Thiel menunjukkan bahwa seiring dengan berkurangnya pendapatan penambangan akibat pembelahan Bitcoin yang terus berlanjut, sementara listrik tetap menjadi biaya operasional terbesar bagi perusahaan penambangan, perusahaan penambangan harus menguasai sumber daya listrik atau membangun kerja sama erat dengan perusahaan utilitas untuk tetap kompetitif.
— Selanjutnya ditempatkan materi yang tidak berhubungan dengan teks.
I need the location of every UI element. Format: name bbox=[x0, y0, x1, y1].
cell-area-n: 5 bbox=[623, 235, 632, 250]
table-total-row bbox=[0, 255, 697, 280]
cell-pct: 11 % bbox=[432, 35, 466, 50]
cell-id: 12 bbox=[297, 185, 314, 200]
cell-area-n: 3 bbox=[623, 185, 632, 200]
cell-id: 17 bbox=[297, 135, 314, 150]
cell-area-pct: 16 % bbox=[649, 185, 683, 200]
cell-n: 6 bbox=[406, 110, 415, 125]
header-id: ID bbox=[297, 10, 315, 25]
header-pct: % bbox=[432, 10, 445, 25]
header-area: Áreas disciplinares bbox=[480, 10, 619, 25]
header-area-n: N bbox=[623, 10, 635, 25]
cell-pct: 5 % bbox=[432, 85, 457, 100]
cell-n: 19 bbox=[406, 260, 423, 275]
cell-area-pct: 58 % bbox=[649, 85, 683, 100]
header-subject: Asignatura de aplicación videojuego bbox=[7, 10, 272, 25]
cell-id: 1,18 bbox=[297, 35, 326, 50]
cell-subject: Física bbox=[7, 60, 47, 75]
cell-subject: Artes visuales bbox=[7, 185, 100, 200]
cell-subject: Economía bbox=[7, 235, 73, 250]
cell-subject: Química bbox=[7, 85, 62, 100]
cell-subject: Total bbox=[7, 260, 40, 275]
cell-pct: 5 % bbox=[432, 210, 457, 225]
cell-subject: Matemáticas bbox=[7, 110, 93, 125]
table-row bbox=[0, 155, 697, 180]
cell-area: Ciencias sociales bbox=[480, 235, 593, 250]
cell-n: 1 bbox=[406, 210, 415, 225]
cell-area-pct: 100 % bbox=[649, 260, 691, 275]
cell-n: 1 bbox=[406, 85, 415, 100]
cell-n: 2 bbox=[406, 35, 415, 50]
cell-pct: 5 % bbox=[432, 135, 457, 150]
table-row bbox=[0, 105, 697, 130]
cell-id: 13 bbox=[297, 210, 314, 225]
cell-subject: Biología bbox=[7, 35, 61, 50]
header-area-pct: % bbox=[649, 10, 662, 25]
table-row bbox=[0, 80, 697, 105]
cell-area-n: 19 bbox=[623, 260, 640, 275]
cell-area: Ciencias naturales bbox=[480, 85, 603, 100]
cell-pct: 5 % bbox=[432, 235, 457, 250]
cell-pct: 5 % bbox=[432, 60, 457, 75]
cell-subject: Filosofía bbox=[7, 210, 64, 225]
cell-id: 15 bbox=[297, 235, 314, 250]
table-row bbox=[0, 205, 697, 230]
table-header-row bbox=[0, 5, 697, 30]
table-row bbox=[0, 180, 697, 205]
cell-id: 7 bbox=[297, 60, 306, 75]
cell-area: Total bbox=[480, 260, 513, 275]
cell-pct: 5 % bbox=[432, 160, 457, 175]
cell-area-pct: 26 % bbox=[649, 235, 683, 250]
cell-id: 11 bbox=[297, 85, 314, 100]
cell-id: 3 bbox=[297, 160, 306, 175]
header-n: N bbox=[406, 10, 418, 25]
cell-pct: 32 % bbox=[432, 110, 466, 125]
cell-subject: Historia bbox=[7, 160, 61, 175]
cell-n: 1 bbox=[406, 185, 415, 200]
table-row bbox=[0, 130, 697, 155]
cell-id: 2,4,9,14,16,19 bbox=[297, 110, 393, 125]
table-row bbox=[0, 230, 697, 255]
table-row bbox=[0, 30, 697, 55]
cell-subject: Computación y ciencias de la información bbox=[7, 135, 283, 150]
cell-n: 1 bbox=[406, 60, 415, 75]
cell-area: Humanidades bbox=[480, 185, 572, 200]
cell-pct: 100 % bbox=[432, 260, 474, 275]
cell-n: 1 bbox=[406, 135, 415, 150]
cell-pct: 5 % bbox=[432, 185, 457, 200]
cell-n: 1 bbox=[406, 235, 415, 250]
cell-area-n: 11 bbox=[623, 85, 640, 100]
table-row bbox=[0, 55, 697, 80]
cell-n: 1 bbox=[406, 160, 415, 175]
MARA telah bekerja sama dengan Starwood untuk membangun platform komputasi sekitar 1 GW dan berencana memperluasnya hingga 2,5 GW; perusahaan juga baru-baru ini mengumumkan akuisisi sebuah fasilitas di Texas dengan kapasitas akses listrik sekitar 2 GW untuk pengembangan infrastruktur digital.
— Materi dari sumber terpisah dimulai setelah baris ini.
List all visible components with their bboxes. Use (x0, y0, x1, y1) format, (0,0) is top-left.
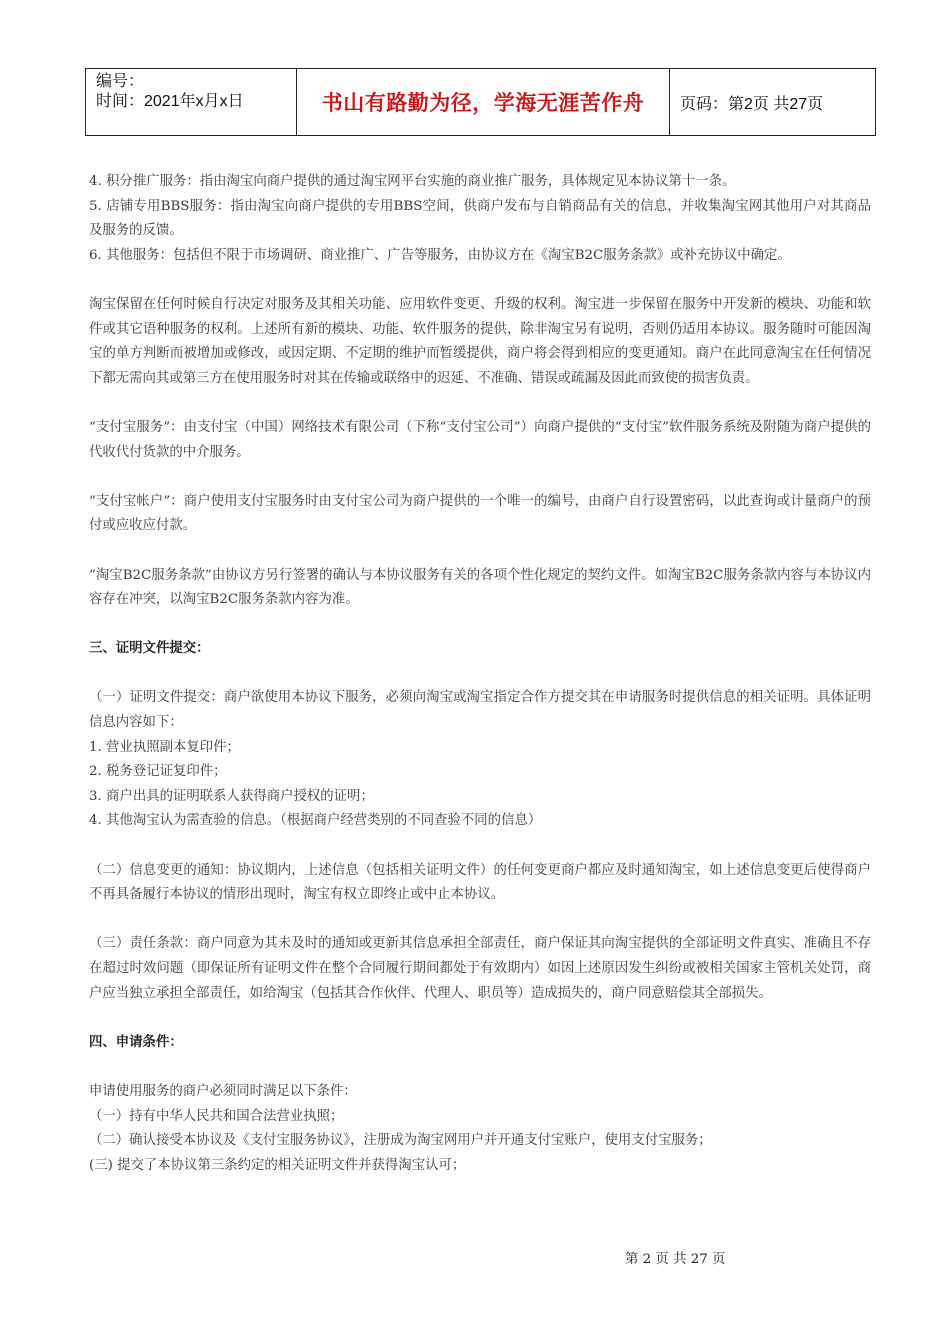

Namun, Thiel menekankan bahwa AI tidak akan sepenuhnya menggantikan penambangan Bitcoin. Di wilayah-wilayah dengan listrik berbiaya rendah, tidak terpakai, atau berlebih, penambangan Bitcoin tetap menjadi cara penting untuk meningkatkan efisiensi pemanfaatan listrik. Ia percaya bahwa di masa depan, bagi perusahaan penambang yang memiliki akses ke jaringan listrik dan lahan yang dapat dikembangkan, penambangan Bitcoin akan menjadi salah satu penggunaan sumber daya listrik, bukan lagi satu-satunya penggunaan.